I was a subscriber to The Daily Reckoning for a few years in the 1990s. They have basically called for this derivative-based demise since that time. They were indeed prescient but like most of us they were lousy timers of the market. I stopped reading them in 1998 because too much gloom-and-doom reading costs you money because you fear the eventual downturn (always a downturn is coming in every market) and become afraid to pull the trigger on stocks.

I am taking their advice now though and buying 4-5 stocks soon (mostly because that is all of the cash I have). They will be cash-rich with little debt; industry leaders in particular industries only; significantly off their highs and dividend-paying (I want some kind of return if I am waiting a long time for the sun to shine again).

The industries I have chosen (1 stock each) are aerospace-defense because Biden has already warned us that Obama will be tested within 6 months and even if McCain were to pull off a miracle Nov 4 there is just too much unrest in the geo-political world. I have a nagging suspicion that no matter what happens in this election something major is on the horizon.

The second industry I have chosen is energy because I do not believe the rapid drop makes any more sense than the meteoric rise through the first part of the year. Yes we will curtail driving during a recession. We have done it in the past in the early 1980s and we nearly bankrupted the free-spending sheiks of the middle east but the global times have changed. Energy is needed everywhere and the third-world is getting smaller not larger.

The third industry is the agriculture/fertilizer companies who have been absolutely pounded because of the weakness in fertilizer prices and a fear of a first-to-third-world depression like in the 1930s.
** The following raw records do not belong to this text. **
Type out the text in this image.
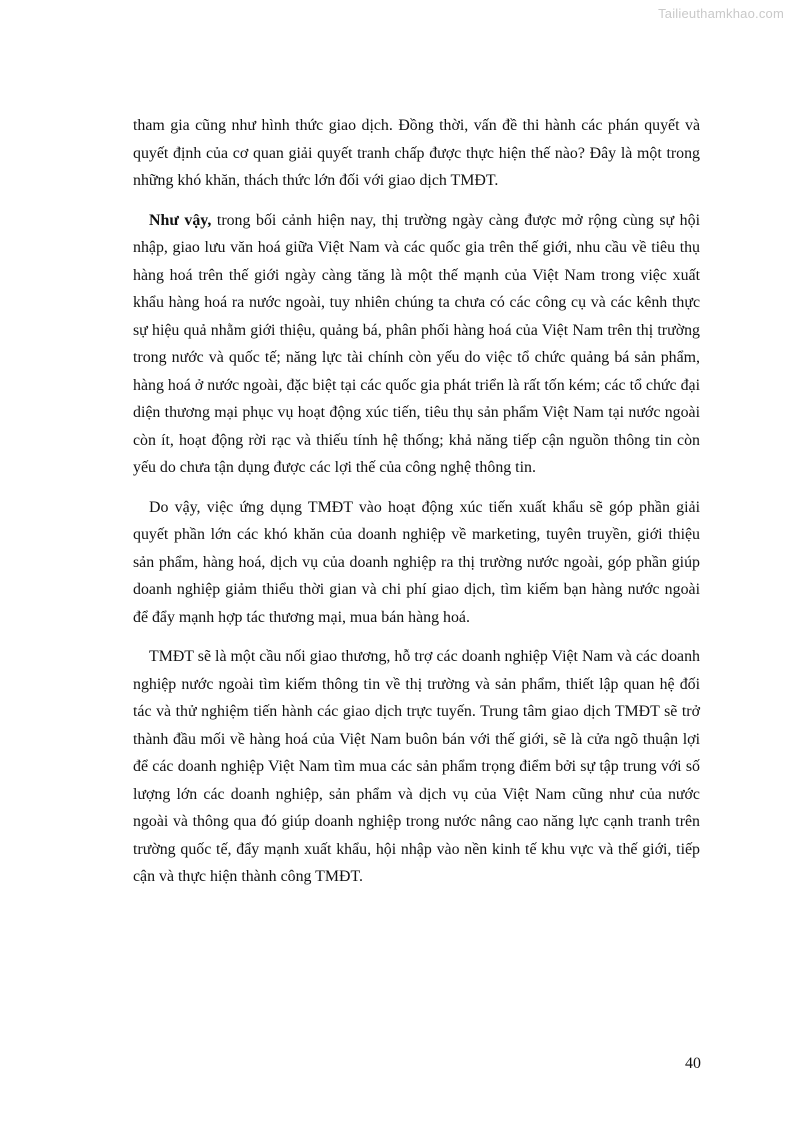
Tailieuthamkhao.com

tham gia cũng như hình thức giao dịch. Đồng thời, vấn đề thi hành các phán quyết và quyết định của cơ quan giải quyết tranh chấp được thực hiện thế nào? Đây là một trong những khó khăn, thách thức lớn đối với giao dịch TMĐT.

Như vậy, trong bối cảnh hiện nay, thị trường ngày càng được mở rộng cùng sự hội nhập, giao lưu văn hoá giữa Việt Nam và các quốc gia trên thế giới, nhu cầu về tiêu thụ hàng hoá trên thế giới ngày càng tăng là một thế mạnh của Việt Nam trong việc xuất khẩu hàng hoá ra nước ngoài, tuy nhiên chúng ta chưa có các công cụ và các kênh thực sự hiệu quả nhằm giới thiệu, quảng bá, phân phối hàng hoá của Việt Nam trên thị trường trong nước và quốc tế; năng lực tài chính còn yếu do việc tổ chức quảng bá sản phẩm, hàng hoá ở nước ngoài, đặc biệt tại các quốc gia phát triển là rất tốn kém; các tổ chức đại diện thương mại phục vụ hoạt động xúc tiến, tiêu thụ sản phẩm Việt Nam tại nước ngoài còn ít, hoạt động rời rạc và thiếu tính hệ thống; khả năng tiếp cận nguồn thông tin còn yếu do chưa tận dụng được các lợi thế của công nghệ thông tin.

Do vậy, việc ứng dụng TMĐT vào hoạt động xúc tiến xuất khẩu sẽ góp phần giải quyết phần lớn các khó khăn của doanh nghiệp về marketing, tuyên truyền, giới thiệu sản phẩm, hàng hoá, dịch vụ của doanh nghiệp ra thị trường nước ngoài, góp phần giúp doanh nghiệp giảm thiểu thời gian và chi phí giao dịch, tìm kiếm bạn hàng nước ngoài để đẩy mạnh hợp tác thương mại, mua bán hàng hoá.

TMĐT sẽ là một cầu nối giao thương, hỗ trợ các doanh nghiệp Việt Nam và các doanh nghiệp nước ngoài tìm kiếm thông tin về thị trường và sản phẩm, thiết lập quan hệ đối tác và thử nghiệm tiến hành các giao dịch trực tuyến. Trung tâm giao dịch TMĐT sẽ trở thành đầu mối về hàng hoá của Việt Nam buôn bán với thế giới, sẽ là cửa ngõ thuận lợi để các doanh nghiệp Việt Nam tìm mua các sản phẩm trọng điểm bởi sự tập trung với số lượng lớn các doanh nghiệp, sản phẩm và dịch vụ của Việt Nam cũng như của nước ngoài và thông qua đó giúp doanh nghiệp trong nước nâng cao năng lực cạnh tranh trên trường quốc tế, đẩy mạnh xuất khẩu, hội nhập vào nền kinh tế khu vực và thế giới, tiếp cận và thực hiện thành công TMĐT.

40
I just cannot fathom agriculture declining for very long. If everything else goes to hell people still have to eat and there isn't enough quality arable land to feed all of them without the help of the nutrients that these firms supply.

The fourth industry may be metals as they have fallen deeply also or it may be industrial manufacturing. I haven't really decided yet.

What there will not be is any banks or financial stocks, yet. We are not out of this crisis yet. I do not think I want any retail because I think people are going to stick to the essentials for awhile. Panic selling = little buying. That doesn't mean all retail is bad. People need the basics. If Walmart were cheaper I'd probably load up on it. I am looking at Walgreen because it is an industry leader but then again so is Home Depot and we know that story.

Bill Bonner and all of the staff at that investment paper are brilliant. I have been hearing about the danger of derivatives for 15 years from other sources as well (has anyone out there ever heard of Nick Guarino?). Mortgage-backed securities and other derivatives are older than that, of course, but the trading always made a modicum of sense because it was a good way for hedging asset and commodity prices. The financial centers lost their brains beginning in 2003 though and coupled with government pressure placed on urban mortgage firms through the CRA (Community Reinvestment Act) giving mortgages to anyone regardless of ability to pay we are now having to clean up a huge mess. Look at DWOTs blog and check the Alt-A mortgages that are coming due over the next 8 years. It will take a long time to clean this mess up.

At any rate it is good to see The Daily Reckoning advising a long-term buy scenario in certain equities. The investing lessons I have learned from them have rewarded me handsomely over the years.